Dans le cadre de son développement économique et social, Singapour a connu une histoire unique, marquée par des initiatives gouvernementales visant à façonner l'identité de la nation. Selon Courrier International, l'une de ces initiatives, lancée en 1972, a pris la forme d'une campagne contre les cheveux longs, surnommée « l'opération Snip Snip ». Cette mesure, bien que puérile à première vue, reflète les efforts du gouvernement pour éradiquer le mouvement hippie, considéré comme une menace potentielle à l'ordre social et aux valeurs traditionnelles.

Ce qu'il faut retenir

  • L'opération Snip Snip a été lancée en 1972 pour contrer le mouvement hippie.
  • Les hommes aux cheveux longs, y compris les voyageurs, étaient invités à se faire couper les cheveux pour entrer à Singapour.
  • Les coiffeurs et barbiers ont vu leur clientèle augmenter considérablement, certains comme M. Kandasamy ayant même dû étendre leurs horaires d'ouverture et augmenter leurs tarifs.

Contexte et Réactions

Cette campagne a suscité des réactions mitigées. Certains ont accepté de se conformer aux normes de Singapour, estimant que « à Rome, il faut faire comme les Romains ». D'autres, notamment des musiciens qui devaient se produire dans la cité-État, ont refusé, considérant l'exigence comme ridicule. Les voyageurs ont été arrêtés aux postes de contrôle frontaliers, avec l'ultimatum : se faire couper les cheveux ou ne pas entrer.

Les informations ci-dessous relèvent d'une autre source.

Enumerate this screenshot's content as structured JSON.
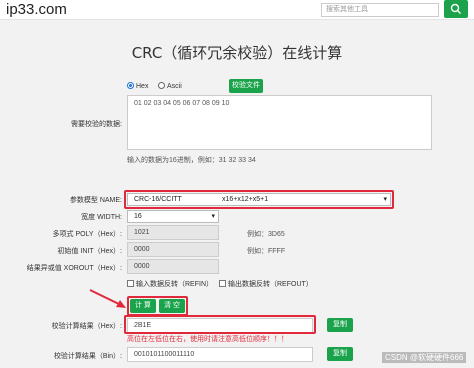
{
  "header": {
    "logo": "ip33.com",
    "search_placeholder": "搜索其他工具"
  },
  "page_title": "CRC（循环冗余校验）在线计算",
  "input_mode": {
    "options": [
      "Hex",
      "Ascii"
    ],
    "selected": "Hex",
    "check_file_label": "校验文件"
  },
  "data_input": {
    "label": "需要校验的数据:",
    "value": "01 02 03 04 05 06 07 08 09 10",
    "hint": "输入的数据为16进制，例如：31 32 33 34"
  },
  "params": {
    "model_label": "参数模型 NAME:",
    "model_name": "CRC-16/CCITT",
    "model_poly_desc": "x16+x12+x5+1",
    "width_label": "宽度 WIDTH:",
    "width_value": "16",
    "poly_label": "多项式 POLY（Hex）:",
    "poly_value": "1021",
    "poly_example": "例如：3D65",
    "init_label": "初始值 INIT（Hex）:",
    "init_value": "0000",
    "init_example": "例如：FFFF",
    "xorout_label": "结果异或值 XOROUT（Hex）:",
    "xorout_value": "0000",
    "refin_label": "输入数据反转（REFIN）",
    "refout_label": "输出数据反转（REFOUT）"
  },
  "actions": {
    "calculate": "计 算",
    "clear": "清 空"
  },
  "results": {
    "hex_label": "校验计算结果（Hex）:",
    "hex_value": "2B1E",
    "warning": "高位在左低位在右，使用时请注意高低位顺序！！！",
    "copy_label": "复制",
    "bin_label": "校验计算结果（Bin）:",
    "bin_value": "0010101100011110",
    "copy_label_2": "复制"
  },
  "watermark": "CSDN @软硬硬件666",
  "colors": {
    "accent_green": "#1aa34a",
    "highlight_red": "#e0293b"
  }
}
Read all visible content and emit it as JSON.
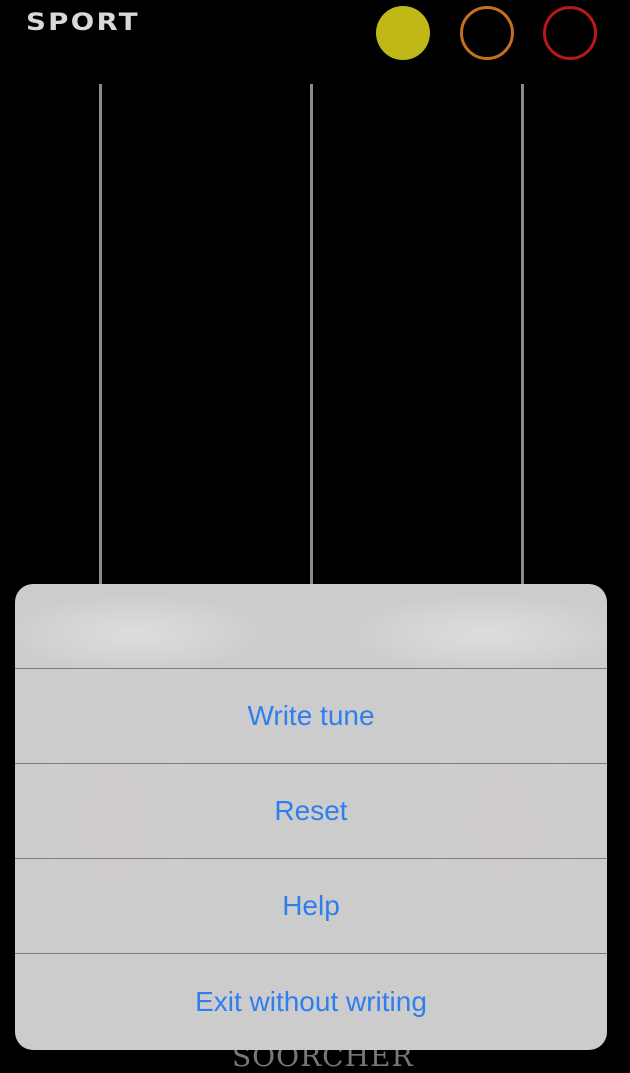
{
  "screen": {
    "mode_label": "SPORT",
    "background_logo_text": "SOORCHER"
  },
  "indicators": [
    {
      "name": "indicator-1",
      "state": "filled",
      "color": "#bfb817"
    },
    {
      "name": "indicator-2",
      "state": "outline",
      "color": "#c4701f"
    },
    {
      "name": "indicator-3",
      "state": "outline",
      "color": "#b51a16"
    }
  ],
  "action_sheet": {
    "actions": [
      {
        "label": "Write tune"
      },
      {
        "label": "Reset"
      },
      {
        "label": "Help"
      },
      {
        "label": "Exit without writing"
      }
    ],
    "action_color": "#2f7ef0"
  }
}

Les coiffeurs et barbiers ont été les grands gagnants de cette politique. M. Kandasamy, installé près d'un poste de contrôle, a vu son chiffre d'affaires exploser, avec plus de clients cette année-là qu'en vingt ans de carrière. Son confrère, Mahmud bin Haji Ahmad, a également bénéficié de cette vague de clients.

Implications et Héritage

L'opération Snip Snip reflète les efforts du gouvernement singapourien pour maintenir un contrôle strict sur les aspects de la vie sociale et culturelle. Cette initiative, bien qu'apparemment anodine, a eu des implications sur la liberté d'expression et les choix personnels. Elle met en lumière les débats sur le rôle de l'État dans la régulation des normes sociales et des identités culturelles.

Et maintenant ?

À mesure que Singapour continue d'évoluer, il est intéressant de considérer comment de telles initiatives ont façonné l'identité nationale et comment elles pourraient influencer les décisions futures en matière de politique sociale et culturelle. Les questions sur la liberté individuelle, l'expression culturelle et le rôle de l'État dans la société restent des sujets de débat actuels.

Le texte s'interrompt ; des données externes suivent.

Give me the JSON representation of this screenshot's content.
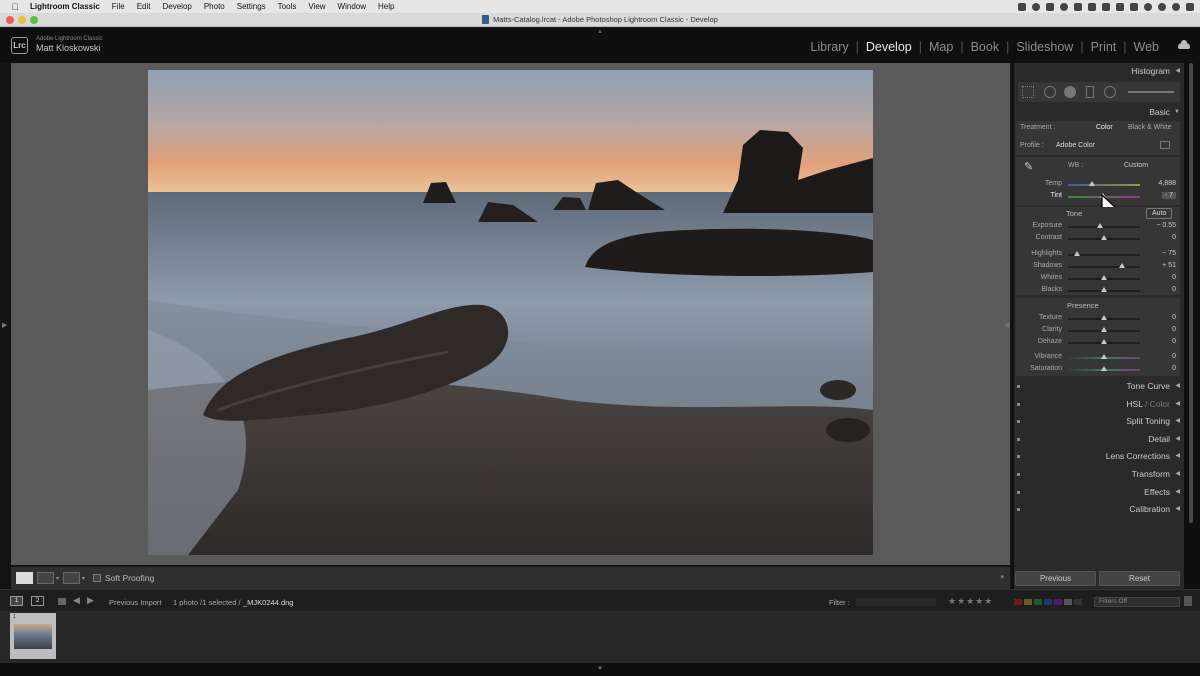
{
  "menubar": {
    "app_name": "Lightroom Classic",
    "items": [
      "File",
      "Edit",
      "Develop",
      "Photo",
      "Settings",
      "Tools",
      "View",
      "Window",
      "Help"
    ]
  },
  "window": {
    "title": "Matts-Catalog.lrcat - Adobe Photoshop Lightroom Classic - Develop"
  },
  "identity": {
    "badge": "Lrc",
    "app_name": "Adobe Lightroom Classic",
    "user_name": "Matt Kloskowski"
  },
  "modules": [
    "Library",
    "Develop",
    "Map",
    "Book",
    "Slideshow",
    "Print",
    "Web"
  ],
  "active_module": "Develop",
  "toolbar": {
    "soft_proofing_label": "Soft Proofing"
  },
  "right_panel": {
    "histogram_title": "Histogram",
    "basic_title": "Basic",
    "treatment_label": "Treatment :",
    "treatment_options": [
      "Color",
      "Black & White"
    ],
    "treatment_selected": "Color",
    "profile_label": "Profile :",
    "profile_value": "Adobe Color",
    "wb_label": "WB :",
    "wb_value": "Custom",
    "temp": {
      "label": "Temp",
      "value": "4,888",
      "position": 0.32
    },
    "tint": {
      "label": "Tint",
      "value": "- 7",
      "position": 0.48
    },
    "tone_label": "Tone",
    "auto_label": "Auto",
    "tone_sliders": [
      {
        "label": "Exposure",
        "value": "− 0.55",
        "position": 0.45
      },
      {
        "label": "Contrast",
        "value": "0",
        "position": 0.5
      },
      {
        "label": "Highlights",
        "value": "− 75",
        "position": 0.13
      },
      {
        "label": "Shadows",
        "value": "+ 51",
        "position": 0.75
      },
      {
        "label": "Whites",
        "value": "0",
        "position": 0.5
      },
      {
        "label": "Blacks",
        "value": "0",
        "position": 0.5
      }
    ],
    "presence_label": "Presence",
    "presence_sliders": [
      {
        "label": "Texture",
        "value": "0",
        "position": 0.5
      },
      {
        "label": "Clarity",
        "value": "0",
        "position": 0.5
      },
      {
        "label": "Dehaze",
        "value": "0",
        "position": 0.5
      },
      {
        "label": "Vibrance",
        "value": "0",
        "position": 0.5
      },
      {
        "label": "Saturation",
        "value": "0",
        "position": 0.5
      }
    ],
    "panels": [
      "Tone Curve",
      "HSL",
      "Split Toning",
      "Detail",
      "Lens Corrections",
      "Transform",
      "Effects",
      "Calibration"
    ],
    "hsl_suffix": "/ Color",
    "previous_label": "Previous",
    "reset_label": "Reset"
  },
  "filmstrip_bar": {
    "monitor1": "1",
    "monitor2": "2",
    "source": "Previous Import",
    "count": "1 photo /1 selected /",
    "filename": "_MJK0244.dng",
    "filter_label": "Filter :",
    "filters_off": "Filters Off",
    "swatch_colors": [
      "#6a1e1e",
      "#6a5a1e",
      "#1e5a2a",
      "#1e3a6a",
      "#4a1e6a",
      "#555555",
      "#333333"
    ]
  },
  "thumbnail": {
    "index": "1"
  },
  "colors": {
    "panel_bg": "#2a2a2a",
    "accent_text": "#eaeaea"
  }
}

En conclusion, l'opération Snip Snip, bien qu'elle puisse sembler une mesure marginale, offre un regard fascinant sur les dynamiques sociales et culturelles de Singapour à une époque donnée. Elle soulève des questions plus larges sur l'équilibre entre ordre social et liberté personnelle, et sur la manière dont les gouvernements abordent ces questions complexes.